Unix-head needs to Windows-ize his Python script (II)

Lawrence D'Oliveiro ldo at geek-central.gen.new_zealand
Wed Oct 27 19:54:03 EDT 2010


In message <pan.2010.10.27.01.12.21.766000 at nowhere.com>, Nobody wrote:

> On Wed, 27 Oct 2010 13:46:28 +1300, Lawrence D'Oliveiro wrote:
> 
>> Why would you want both CLI and GUI functions in one program?
> 
> An obvious example was the one which was being discussed, i.e. the Python
> interpreter.

But the Python interpreter has no GUI.

> Depending upon the "script", it may need to behave as a command-line
> utility (read argv, do stuff, exit), a terminal-based interactive program,
> a GUI program, a network server, or whatever.

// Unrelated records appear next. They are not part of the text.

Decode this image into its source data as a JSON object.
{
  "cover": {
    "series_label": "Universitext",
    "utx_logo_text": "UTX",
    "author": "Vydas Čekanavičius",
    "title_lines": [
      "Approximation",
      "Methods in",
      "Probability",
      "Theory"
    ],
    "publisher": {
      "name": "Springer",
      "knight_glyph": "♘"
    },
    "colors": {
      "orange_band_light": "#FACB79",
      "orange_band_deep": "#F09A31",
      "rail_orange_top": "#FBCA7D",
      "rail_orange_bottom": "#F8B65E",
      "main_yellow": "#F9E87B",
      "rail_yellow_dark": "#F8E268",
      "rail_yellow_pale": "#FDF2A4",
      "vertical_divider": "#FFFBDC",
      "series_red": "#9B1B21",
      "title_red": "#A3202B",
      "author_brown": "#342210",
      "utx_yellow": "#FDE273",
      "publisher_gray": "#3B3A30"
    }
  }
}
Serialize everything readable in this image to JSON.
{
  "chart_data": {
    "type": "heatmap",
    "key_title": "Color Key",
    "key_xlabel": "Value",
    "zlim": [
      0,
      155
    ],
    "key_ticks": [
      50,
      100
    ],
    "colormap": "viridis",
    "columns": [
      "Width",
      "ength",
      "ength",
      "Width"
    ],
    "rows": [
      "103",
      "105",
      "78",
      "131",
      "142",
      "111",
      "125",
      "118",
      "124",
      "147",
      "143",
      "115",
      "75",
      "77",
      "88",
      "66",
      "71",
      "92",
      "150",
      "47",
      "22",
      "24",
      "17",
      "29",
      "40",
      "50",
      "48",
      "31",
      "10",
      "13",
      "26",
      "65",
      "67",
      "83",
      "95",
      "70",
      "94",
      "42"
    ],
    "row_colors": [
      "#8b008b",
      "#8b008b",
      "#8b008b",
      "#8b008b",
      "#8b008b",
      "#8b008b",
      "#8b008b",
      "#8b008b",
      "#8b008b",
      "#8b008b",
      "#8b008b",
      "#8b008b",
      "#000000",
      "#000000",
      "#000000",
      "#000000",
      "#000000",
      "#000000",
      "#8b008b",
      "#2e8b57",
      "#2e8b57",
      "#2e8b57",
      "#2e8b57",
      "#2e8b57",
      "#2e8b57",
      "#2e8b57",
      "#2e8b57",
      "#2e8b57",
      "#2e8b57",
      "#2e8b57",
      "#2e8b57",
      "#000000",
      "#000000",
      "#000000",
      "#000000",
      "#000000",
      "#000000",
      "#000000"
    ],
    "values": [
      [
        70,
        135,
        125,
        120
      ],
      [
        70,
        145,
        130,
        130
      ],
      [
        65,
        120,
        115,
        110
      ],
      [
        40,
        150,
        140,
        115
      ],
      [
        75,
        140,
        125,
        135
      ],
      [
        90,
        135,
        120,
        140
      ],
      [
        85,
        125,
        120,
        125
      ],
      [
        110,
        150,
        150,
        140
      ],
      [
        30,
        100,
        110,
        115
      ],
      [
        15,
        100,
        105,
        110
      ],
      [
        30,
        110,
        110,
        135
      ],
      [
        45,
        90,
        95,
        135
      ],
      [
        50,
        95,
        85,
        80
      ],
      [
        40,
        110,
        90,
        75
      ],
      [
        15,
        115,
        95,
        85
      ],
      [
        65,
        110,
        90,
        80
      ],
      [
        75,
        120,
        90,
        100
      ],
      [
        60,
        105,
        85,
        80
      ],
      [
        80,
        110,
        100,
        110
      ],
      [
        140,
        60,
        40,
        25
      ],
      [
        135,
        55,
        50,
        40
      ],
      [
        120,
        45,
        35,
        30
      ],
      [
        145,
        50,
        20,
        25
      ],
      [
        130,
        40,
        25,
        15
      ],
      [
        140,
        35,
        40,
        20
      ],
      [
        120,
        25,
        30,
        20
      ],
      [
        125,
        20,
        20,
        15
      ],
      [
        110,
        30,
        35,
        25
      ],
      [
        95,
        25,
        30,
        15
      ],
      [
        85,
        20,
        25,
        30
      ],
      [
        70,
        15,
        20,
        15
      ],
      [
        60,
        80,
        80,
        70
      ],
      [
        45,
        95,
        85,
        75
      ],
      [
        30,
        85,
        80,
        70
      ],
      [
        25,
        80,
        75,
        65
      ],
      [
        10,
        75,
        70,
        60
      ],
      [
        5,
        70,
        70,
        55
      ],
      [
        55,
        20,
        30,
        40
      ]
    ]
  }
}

For all the sense your argument makes, you might as well say the same thing 
about the C run-time library.

> Forcing a program to choose between the two means that we need both
> python.exe and pythonw.exe.

And yet we get by just fine without this dichotomy on more rationally-
designed operating systems.

> A less obvious example is a program designed to use whatever interface
> facilities are available. E.g. XEmacs can use either a terminal or a GUI
> or both.

And yet it manages this just fine, without Amiga-style invocation hacks, on 
more rationally-designed operating systems. How is that?